Таковы были наличные силы, с которыми в 1804 г. началась деятельность первого в России исторического общества. Занятия, предстоявшие обществу, носили характер служебного поручения, которое приходилось выполнять безотлагательно. Поэтому в первом же заседании были установлены принципы критического издания летописей, — на первый раз Нестора. Решено «собрать все самые древние и подлинные рукописи» и, «взяв за основание древнейший из всех манускриптов, как ближайший к подлиннику и менее других испорченный писцами», отпечатывать по листу для рассылки членам, затем через две недели после рассылки собираться, прочитывать сообща «поправки и примечания» членов, потом «утверждать по всех суду самый лучший и вернейший текст» и печатать его окончательно, с необходимыми вариантами и объяснениями. Древнейшим наличным текстом был печатный (по Кёнигсбергскому списку); но присутствовавший на заседании Мусин-Пушкин объявил, что он «из любопытства» сличал издание с рукописным списком и нашел ошибки и даже пропуски. Решено было поэтому выписать подлинный список из Академии наук и ходатайствовать о доставлении других древних летописных текстов из государственных и монастырских хранилищ. Наконец, общество выражало готовность сделать выписки из древних и северных писателей, «если источники, т. е. древние те писатели, начиная с Геродота, со всеми греческими, римскими и северными писателями доставлены будут сему обществу».

Как видим, научная цель и приемы деятельности были приняты вполне шлецеровские, но общество собиралось практиковать эти приемы, как и опасался Шлецер, самым наивным «канцелярским порядком». Однако же, при всей неподготовленности, обнаруженной обществом, поднятый им вопрос о древнейших списках летописи вызвал усиленные поиски в хранилищах, и важные результаты этих поисков не замедлили обнаружиться. Благодаря им приведены были в известность два древнейших списка Лаврентьевской летописи (Троицкой лавры и Мусина-Пушкина); на них и решил основать свое критическое издание председатель Чеботарев. Первый, кто воспользовался новым открытием, был, как мы уже знаем, Карамзин.

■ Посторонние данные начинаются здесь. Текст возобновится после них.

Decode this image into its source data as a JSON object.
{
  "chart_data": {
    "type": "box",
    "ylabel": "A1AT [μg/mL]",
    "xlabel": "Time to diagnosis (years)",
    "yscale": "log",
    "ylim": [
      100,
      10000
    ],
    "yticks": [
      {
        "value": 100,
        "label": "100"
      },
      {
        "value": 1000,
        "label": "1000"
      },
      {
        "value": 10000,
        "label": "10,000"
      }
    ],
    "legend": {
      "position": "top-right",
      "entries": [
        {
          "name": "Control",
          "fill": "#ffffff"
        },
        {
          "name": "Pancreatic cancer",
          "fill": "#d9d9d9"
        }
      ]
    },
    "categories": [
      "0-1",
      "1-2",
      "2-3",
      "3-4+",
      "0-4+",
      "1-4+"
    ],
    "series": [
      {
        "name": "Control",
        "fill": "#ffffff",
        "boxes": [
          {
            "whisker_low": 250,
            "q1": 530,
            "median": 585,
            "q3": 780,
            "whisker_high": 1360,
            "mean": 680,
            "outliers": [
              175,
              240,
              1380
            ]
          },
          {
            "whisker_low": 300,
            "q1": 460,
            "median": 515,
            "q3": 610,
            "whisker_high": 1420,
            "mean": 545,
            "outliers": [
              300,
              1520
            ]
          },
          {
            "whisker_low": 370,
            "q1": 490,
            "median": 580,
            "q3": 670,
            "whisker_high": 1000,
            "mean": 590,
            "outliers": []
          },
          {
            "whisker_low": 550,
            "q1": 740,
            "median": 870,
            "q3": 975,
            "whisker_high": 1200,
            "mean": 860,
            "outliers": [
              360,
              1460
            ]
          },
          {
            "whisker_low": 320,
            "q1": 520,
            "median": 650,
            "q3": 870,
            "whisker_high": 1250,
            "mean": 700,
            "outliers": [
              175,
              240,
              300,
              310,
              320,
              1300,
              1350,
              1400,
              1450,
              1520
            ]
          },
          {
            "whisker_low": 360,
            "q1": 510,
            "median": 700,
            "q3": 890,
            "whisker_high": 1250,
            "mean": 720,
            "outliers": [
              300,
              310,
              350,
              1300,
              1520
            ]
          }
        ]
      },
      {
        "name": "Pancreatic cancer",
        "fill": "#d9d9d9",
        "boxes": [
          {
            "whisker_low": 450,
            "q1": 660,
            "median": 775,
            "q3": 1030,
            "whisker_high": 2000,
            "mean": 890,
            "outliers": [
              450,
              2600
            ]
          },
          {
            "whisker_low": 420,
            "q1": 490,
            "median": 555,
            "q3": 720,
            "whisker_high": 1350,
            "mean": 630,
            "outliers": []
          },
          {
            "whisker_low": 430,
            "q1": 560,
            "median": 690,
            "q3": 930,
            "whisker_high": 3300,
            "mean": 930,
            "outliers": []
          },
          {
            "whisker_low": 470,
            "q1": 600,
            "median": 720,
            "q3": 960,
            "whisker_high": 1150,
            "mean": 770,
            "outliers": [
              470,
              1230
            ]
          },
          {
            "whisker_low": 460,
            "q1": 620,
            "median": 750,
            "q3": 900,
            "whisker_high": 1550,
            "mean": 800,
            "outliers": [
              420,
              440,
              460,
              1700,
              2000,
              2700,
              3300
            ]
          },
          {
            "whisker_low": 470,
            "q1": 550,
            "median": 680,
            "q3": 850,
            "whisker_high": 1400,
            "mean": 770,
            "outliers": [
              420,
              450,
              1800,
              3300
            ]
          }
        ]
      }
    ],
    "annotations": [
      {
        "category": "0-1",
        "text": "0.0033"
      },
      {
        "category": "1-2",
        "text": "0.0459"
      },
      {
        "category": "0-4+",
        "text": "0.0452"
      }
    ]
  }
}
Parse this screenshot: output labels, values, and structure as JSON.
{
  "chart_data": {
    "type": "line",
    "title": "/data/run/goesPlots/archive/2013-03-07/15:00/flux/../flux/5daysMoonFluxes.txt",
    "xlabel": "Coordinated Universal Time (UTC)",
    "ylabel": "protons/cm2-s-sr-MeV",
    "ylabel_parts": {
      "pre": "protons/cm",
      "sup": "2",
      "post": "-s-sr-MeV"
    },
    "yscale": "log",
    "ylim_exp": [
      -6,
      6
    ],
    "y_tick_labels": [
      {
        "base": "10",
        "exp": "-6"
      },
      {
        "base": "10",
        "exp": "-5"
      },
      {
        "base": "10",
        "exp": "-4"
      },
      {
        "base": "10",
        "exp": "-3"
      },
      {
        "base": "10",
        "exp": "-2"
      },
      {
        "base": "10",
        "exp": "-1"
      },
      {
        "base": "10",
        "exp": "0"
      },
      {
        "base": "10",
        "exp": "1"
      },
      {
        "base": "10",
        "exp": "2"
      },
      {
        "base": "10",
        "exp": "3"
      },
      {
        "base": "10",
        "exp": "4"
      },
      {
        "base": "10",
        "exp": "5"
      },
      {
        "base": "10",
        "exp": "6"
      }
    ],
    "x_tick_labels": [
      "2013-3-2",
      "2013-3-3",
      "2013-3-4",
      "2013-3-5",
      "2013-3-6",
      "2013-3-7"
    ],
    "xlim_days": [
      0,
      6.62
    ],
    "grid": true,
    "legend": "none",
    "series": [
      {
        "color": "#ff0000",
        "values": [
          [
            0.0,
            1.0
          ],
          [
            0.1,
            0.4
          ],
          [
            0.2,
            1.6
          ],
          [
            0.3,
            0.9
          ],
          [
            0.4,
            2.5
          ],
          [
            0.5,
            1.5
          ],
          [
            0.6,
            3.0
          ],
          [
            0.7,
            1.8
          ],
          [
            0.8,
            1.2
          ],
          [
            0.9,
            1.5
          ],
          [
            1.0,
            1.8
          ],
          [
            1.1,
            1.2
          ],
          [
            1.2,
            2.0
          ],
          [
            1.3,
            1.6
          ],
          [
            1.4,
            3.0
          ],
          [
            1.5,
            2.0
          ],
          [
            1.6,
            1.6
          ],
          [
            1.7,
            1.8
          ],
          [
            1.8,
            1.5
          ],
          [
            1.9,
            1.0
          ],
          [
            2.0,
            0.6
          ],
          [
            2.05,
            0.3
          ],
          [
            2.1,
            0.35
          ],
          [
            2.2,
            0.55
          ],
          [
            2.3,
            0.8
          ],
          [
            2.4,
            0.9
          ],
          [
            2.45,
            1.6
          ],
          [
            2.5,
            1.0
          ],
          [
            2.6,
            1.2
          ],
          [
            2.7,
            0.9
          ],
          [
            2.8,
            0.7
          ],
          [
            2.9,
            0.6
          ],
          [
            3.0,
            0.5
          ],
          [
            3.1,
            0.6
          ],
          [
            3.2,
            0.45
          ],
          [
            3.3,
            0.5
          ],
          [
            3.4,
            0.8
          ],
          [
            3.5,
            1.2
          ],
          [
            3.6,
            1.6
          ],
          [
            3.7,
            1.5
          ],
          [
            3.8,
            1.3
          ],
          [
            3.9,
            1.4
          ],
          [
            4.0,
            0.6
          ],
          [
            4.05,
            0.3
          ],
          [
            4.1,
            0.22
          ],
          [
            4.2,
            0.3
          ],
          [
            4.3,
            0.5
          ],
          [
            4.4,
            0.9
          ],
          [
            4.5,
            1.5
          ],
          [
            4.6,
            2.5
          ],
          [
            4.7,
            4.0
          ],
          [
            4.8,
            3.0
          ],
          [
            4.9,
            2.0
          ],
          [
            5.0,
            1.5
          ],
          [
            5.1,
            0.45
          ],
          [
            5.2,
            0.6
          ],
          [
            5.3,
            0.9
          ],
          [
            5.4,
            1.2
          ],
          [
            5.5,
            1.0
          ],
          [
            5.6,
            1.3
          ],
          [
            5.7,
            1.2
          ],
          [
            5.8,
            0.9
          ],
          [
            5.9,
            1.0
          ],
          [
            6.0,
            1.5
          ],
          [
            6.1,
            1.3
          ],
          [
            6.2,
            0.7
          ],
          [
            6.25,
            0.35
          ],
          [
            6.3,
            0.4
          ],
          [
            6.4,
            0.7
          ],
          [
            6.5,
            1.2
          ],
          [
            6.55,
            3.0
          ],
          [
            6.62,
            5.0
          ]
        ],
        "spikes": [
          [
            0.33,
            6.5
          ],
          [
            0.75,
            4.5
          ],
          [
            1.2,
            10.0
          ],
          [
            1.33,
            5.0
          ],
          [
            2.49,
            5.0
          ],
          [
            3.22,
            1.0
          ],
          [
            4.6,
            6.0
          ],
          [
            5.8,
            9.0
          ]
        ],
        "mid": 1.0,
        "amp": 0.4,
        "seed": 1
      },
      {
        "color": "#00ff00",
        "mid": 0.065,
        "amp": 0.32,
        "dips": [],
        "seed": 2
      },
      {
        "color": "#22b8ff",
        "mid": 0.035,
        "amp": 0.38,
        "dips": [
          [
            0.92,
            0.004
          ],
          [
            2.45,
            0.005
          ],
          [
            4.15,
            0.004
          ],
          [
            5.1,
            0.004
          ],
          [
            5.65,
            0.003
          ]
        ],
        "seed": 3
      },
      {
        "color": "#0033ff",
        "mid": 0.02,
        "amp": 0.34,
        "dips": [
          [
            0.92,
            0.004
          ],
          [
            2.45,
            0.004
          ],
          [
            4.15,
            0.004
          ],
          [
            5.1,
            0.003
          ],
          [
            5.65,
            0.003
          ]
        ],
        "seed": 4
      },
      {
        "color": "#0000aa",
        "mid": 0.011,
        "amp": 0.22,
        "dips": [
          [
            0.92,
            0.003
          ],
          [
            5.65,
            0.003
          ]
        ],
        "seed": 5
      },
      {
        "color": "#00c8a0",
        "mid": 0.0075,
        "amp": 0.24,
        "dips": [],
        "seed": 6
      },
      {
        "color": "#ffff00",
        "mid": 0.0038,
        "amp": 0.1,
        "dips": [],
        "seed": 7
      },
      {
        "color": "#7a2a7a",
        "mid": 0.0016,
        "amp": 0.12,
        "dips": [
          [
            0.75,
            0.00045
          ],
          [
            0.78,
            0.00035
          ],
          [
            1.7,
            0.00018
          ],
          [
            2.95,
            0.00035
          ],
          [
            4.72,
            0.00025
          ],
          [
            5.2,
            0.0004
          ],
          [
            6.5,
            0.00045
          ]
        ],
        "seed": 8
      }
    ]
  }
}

При известном нам составе общества вся работа по изданию летописи должна была лечь на единственное лицо, несшее ответственность за деятельность общества и в то же время не лишенное некоторых исторических сведений: на Чеботарева, ученика и «учителя» Шлецера. Коллективное участие членов в предпринятом издании, кажется, скоро сделалось фиктивным; заседаний не бывало иногда по целому году. За шесть лет (1804—1810) Чеботарев напечатал всего 80 страниц летописного текста. «Служба», возложенная на общество, очевидно не выполнялась, и в 1810 г. общество понесло высшую административную кару: оно было официально закрыто. Закулисную историю этого закрытия рассказал недавно историк первых годов общества, Н. А. Попов. Оказывается, что, невинные в исторических упражнениях, члены общества были виновны в излишней приверженности к Карамзину. В этом, по крайней мере, обвинял их новый попечитель университета, П. И. Голенищев-Кутузов, масон поздеевского кружка, ополчившийся на Карамзина как на распространителя в России «якобинского яда». Вместо старого закрытого общества Кутузов подобрал себе кружок ближайших своих друзей, еще более далеких от исторической науки, чем члены старого общества. Правда, в конце концов, ему пришлось принять и старых (за исключением Чеботарева и трех «отказавшихся» профессоров), и в председатели был выдвинут человек, который мог быть приятен обеим партиям, — богач П. И. Бекетов. Но Карамзин после того перестал ходить на заседания, а Мусин-Пушкин демонстративно потребовал назад свою Лаврентьевскую летопись и заявил Кутузову, что отошлет ее в Петербург. Эту угрозу он действительно исполнил. Рукопись была поднесена государю и отдана затем на хранение в Публичную библиотеку.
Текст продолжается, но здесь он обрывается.